3. Currency exchange rates are subject to frequent and unpredictable changes. This may, radically impact the ammount of coverage to the insured. Be advised that it has been known to take decades for the rate of coverage to return to where it was when the policy was originally purchased.

4. THEFT — Policy does not insure against theft. If insured choses to receive gold in physical form, theft may reduce coverage to zero, resulting in a total loss to the insured. Insured is advised to purchase theft insurance if chosing a physical policy. Note that because policy may insure a large ammount of wealth in a form that is easily transported, there may also be large losses due to theft. Customers wishing to mitigate against such circumstances may wish to consider our silver policy. Please also note that the purchase of theft insurance will result in gradually reducing your coverage against inflation as time passes.

5. FRAUD — Policy does not insure against fraud. Verification of valid coin is the responsibility of the insured. Insured is advised to read the prospectus of a paper gold instrument carefully.

6. GOVERNMENT ACTION — Policy does not insure against government actions specificly directed at policy holders. These include but are not limited to property tax or confiscation resulting in the holding of such policies becoming illegal. Policy holder is advised to carefully weigh the implications of chosing to disobey the government under such circumstances.

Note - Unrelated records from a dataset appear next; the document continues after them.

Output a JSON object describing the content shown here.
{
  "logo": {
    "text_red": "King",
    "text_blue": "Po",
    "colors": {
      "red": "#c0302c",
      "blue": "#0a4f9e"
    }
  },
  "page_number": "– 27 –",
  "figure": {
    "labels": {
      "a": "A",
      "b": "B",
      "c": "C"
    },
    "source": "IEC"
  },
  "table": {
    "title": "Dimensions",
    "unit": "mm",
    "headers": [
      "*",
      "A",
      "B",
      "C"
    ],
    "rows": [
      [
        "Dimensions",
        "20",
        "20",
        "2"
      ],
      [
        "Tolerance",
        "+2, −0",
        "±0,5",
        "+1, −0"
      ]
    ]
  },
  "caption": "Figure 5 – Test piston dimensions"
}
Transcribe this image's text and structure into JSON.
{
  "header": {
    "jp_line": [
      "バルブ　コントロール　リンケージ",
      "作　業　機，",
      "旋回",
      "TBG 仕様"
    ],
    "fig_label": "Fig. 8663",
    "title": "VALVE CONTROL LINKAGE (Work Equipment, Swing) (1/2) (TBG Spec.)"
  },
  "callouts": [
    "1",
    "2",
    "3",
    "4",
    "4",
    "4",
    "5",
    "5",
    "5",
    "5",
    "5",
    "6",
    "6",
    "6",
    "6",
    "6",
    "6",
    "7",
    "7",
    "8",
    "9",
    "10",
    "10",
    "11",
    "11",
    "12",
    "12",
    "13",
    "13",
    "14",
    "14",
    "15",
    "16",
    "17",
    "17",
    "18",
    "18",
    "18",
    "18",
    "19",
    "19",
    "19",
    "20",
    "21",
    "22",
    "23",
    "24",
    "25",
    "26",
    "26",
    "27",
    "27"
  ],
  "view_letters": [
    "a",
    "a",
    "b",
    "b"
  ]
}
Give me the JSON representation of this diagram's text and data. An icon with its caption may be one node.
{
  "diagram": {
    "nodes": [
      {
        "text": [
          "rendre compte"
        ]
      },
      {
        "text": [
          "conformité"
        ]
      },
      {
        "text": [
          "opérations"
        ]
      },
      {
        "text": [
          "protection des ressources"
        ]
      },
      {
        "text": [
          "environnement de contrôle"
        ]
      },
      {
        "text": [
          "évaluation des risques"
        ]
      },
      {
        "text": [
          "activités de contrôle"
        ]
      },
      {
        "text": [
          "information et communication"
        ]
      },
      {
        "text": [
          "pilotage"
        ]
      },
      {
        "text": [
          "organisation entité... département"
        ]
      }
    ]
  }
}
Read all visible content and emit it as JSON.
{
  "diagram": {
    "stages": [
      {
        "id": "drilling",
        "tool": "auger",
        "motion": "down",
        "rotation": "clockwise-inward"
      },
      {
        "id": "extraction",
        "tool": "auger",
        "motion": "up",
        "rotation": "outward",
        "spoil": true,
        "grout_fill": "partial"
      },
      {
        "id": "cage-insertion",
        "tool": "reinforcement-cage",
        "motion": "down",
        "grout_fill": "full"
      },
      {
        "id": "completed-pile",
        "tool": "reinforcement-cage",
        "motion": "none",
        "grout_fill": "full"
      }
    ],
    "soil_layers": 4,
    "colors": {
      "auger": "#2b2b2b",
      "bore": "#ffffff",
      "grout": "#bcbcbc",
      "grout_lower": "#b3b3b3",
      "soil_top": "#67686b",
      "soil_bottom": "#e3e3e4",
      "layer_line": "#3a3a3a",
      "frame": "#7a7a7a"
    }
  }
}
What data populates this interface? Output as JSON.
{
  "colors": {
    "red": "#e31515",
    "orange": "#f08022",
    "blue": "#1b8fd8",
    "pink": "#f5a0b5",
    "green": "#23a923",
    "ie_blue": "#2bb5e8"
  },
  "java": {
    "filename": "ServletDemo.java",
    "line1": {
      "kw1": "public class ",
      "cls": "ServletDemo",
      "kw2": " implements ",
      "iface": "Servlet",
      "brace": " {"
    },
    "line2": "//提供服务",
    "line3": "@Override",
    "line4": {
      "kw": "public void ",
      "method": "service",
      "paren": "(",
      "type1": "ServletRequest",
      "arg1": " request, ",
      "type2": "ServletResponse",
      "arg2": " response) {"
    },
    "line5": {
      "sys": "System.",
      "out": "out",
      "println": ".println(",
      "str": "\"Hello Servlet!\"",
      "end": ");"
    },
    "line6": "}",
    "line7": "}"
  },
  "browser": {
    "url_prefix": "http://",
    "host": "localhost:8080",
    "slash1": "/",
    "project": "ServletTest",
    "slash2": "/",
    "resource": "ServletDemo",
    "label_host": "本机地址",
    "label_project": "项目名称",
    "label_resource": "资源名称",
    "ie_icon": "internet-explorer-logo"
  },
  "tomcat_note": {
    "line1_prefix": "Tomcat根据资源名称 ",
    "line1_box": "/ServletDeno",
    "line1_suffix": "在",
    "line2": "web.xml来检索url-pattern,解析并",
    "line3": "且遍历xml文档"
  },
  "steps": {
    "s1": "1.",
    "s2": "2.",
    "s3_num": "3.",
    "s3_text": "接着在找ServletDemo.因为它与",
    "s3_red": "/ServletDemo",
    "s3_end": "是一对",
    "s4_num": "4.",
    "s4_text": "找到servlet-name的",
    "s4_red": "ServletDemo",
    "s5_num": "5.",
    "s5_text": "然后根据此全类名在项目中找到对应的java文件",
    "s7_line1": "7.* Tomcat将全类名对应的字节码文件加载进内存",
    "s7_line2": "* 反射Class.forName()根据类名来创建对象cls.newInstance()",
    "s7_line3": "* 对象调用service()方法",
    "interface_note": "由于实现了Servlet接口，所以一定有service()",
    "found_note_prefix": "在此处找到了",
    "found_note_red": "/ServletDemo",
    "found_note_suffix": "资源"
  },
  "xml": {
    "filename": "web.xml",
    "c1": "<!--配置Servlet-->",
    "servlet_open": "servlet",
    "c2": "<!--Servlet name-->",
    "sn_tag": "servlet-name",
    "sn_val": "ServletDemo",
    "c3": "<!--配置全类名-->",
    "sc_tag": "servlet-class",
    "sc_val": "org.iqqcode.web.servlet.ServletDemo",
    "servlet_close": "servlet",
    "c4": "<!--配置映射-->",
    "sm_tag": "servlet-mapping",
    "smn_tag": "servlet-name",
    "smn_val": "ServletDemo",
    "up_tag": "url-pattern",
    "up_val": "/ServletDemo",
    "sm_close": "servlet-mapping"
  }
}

7. SOCIAL VALUE — Policy holder is advised that the policy is based on a long standing tradition of gold holding value within most societies. There is no guarantee that society will continue to hold gold in such high esteem.

8. Actual means of transport across borders may be difficult. It is the responsibility of the insured to see that this can occur safely, should such a need arise.

9. “GOLD FEVER” — Insured is advised of the human condtion known as “gold fever”, in which certain individuals who know that gold is present will abandon their usual decorum and sense of morality. This may result in physical harm and/or total loss of your policy if it is known that you are holding. Insured is advised to stay tight lipped about the whole affair.